In the current analysis, 9 (20%) of the 44 regions predominantly (>50% of the pixels) classified as negative were misclassified. In Table 1, Gleason score 3 + 3 represents most of these false negative regions. The Gleason score, which comprises the grade of the two most prevalent histological patterns found in a stained prostate tissue slice, is an indicator of the stage and aggressiveness of prostatic carcinoma [56, 57]. Following recent consensus in prostate grading, Gleason rate score 3 + 3 is rated as grade group 1, indicating very low-risk disease with high survival rates and virtually no chance of metastasis [58, 59]. We believe that the use of a diverse training set (i.e. a set that consists of malignancies with varying aggressiveness) leads to a higher risk of misclassification in prostates containing very low-grade or very high-grade PCa, as these are the most different from the training set average.

The current performance is limited by the small training set in this study, hampering the possibility to define subgroups according to Gleason score. Since the microvascular density is a viable marker in the staging of PCa [18], this might allow us to distinguish low-risk and high-risk PCa. Studies in contrast-enhanced MRI suggest that perfusion-based discrimination between PCa grades, and even prostatitis, is possible [60]. In this study, we did not assess the differences in tumour classification of grades; an extended dataset would allow such validation in the future. Another limitation of the study concerns the analysis of small foci, which, considering the error margin in appointing the ROIs, could not be included in the study.

DCE-US is not only a valuable modality for diagnosis of PCa; its use is increasingly mentioned as a tool to monitor the therapeutic effect of focal therapy. For instance, DCE-US was found to map tissue devascularisation as well as DCE-MRI after interstitial laser therapy [61, 62]. DCE-US has, therefore, been used for interstitial laser therapy [63] and high-intensity focused US treatment to visualize viable and devascularized regions [64, 65]. Apart from the classifier’s aid for tumour localization and monitoring, the ability of such classifier to discriminate low-risk and high-risk disease would especially improve the application of focal therapy and active surveillance strategies.

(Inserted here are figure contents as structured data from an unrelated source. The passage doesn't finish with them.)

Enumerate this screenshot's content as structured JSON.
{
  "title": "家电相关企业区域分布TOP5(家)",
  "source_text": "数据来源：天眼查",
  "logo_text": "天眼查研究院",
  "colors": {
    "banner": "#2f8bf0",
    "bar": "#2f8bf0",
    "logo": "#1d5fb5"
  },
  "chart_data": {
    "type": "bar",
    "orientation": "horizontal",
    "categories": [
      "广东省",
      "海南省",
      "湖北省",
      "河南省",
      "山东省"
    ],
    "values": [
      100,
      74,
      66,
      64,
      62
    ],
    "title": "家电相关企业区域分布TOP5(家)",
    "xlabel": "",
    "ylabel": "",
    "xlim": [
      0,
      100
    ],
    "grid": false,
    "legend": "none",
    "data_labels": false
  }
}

In conclusion, we see that combined evaluation of contrast-enhanced ultrasonographic parameters has superior accuracy and NPV in tumour localization compared to the individual parametric maps. The GMM-based multiparametric analysis is fast, versatile and allows a reliable confidence estimation of its classification. It was shown that pixel exclusion could boost the performance even more without disregarding relevant areas of the prostate. Like in computer-aided diagnosis of breast lesions [66, 67], an extensive review of other algorithms is recommended to obtain an overview of the performance, advantages and drawbacks of other classification methods for the detection of PCa. In the future, parametric maps derived from other US modalities such as Doppler and elastography could also be included [68], as well as the results from other diagnostic tools (e.g. PSA assessment), but this is beyond the scope of the current study. Furthermore, this analysis is based on a small patient group, and we recognize that a more extended validation is needed to derive global measures for classification. We expect that this method can also be employed to image other types of cancer.